Monday, November 16, 2009

Lamb Ragu with Mint

Lamb Ragu with Mint


from Giada de Laurentiis

time 45 minutes

yield 4 servings


category Lamb

cuisine Italian


ingredients

1 lb rigatoni pasta

2 T olive oil

2 shallots, chopped

1 clove garlic, minced

1.5 lbs ground lamb

1/2 t salt

1/4 t pepper

1 c red wine

4 c marinara sauce, store-bought or home made

1/2 c fresh mint leaves, torn

1/2 c ricotta cheese


directions

1. Bring a large pot of salted water to a boil over high heat. Add the pasta and cook until tender but still firm to the bite, stirring occasionally, about 8-10 minutes. Drain pasta.

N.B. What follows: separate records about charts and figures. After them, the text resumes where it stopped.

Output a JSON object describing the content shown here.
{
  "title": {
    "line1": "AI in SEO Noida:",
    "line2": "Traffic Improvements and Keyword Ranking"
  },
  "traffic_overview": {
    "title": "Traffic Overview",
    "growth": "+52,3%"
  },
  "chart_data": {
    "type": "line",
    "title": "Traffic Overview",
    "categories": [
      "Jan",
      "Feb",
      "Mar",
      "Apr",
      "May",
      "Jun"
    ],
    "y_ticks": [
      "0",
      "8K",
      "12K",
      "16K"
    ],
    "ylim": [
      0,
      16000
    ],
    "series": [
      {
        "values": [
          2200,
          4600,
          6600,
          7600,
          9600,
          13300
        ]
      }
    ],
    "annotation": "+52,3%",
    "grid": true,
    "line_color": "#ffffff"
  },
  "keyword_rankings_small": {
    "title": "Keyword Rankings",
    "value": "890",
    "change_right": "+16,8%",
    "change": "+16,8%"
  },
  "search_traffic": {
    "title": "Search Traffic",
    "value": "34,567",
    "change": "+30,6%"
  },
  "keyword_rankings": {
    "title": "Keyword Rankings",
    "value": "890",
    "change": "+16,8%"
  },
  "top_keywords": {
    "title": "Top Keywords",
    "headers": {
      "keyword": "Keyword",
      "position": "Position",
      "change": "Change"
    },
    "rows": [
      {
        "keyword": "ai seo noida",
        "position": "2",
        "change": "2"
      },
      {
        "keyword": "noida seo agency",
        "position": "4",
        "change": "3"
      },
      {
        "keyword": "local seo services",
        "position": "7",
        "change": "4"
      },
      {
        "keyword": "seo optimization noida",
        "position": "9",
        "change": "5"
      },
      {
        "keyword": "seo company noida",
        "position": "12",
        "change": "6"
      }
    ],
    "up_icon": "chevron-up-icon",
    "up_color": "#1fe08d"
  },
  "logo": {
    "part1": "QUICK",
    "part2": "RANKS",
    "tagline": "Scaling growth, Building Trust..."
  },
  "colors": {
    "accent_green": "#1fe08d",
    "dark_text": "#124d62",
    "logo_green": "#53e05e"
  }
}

2. Meanwhile, in a large skillet warm the olive oil over high heat. Add the shallots and garlic and cook until tender, about 3 minutes. Add the ground lamb, salt, and pepper. Cook until the lamb has browned and the juices evaporated. Add the wine, scraping up any brown bits from the bottom of the pan using a wooden spoon. Simmer until the wine is reduced by half. Add the marinara sauce and simmer over low heat until the flavors have blended, about 10 minutes. Add the mint and ricotta and stir until mixed. Add the pasta and stir to coat. Serve immediately.


NOTE: Also good with beef and a nice green salad.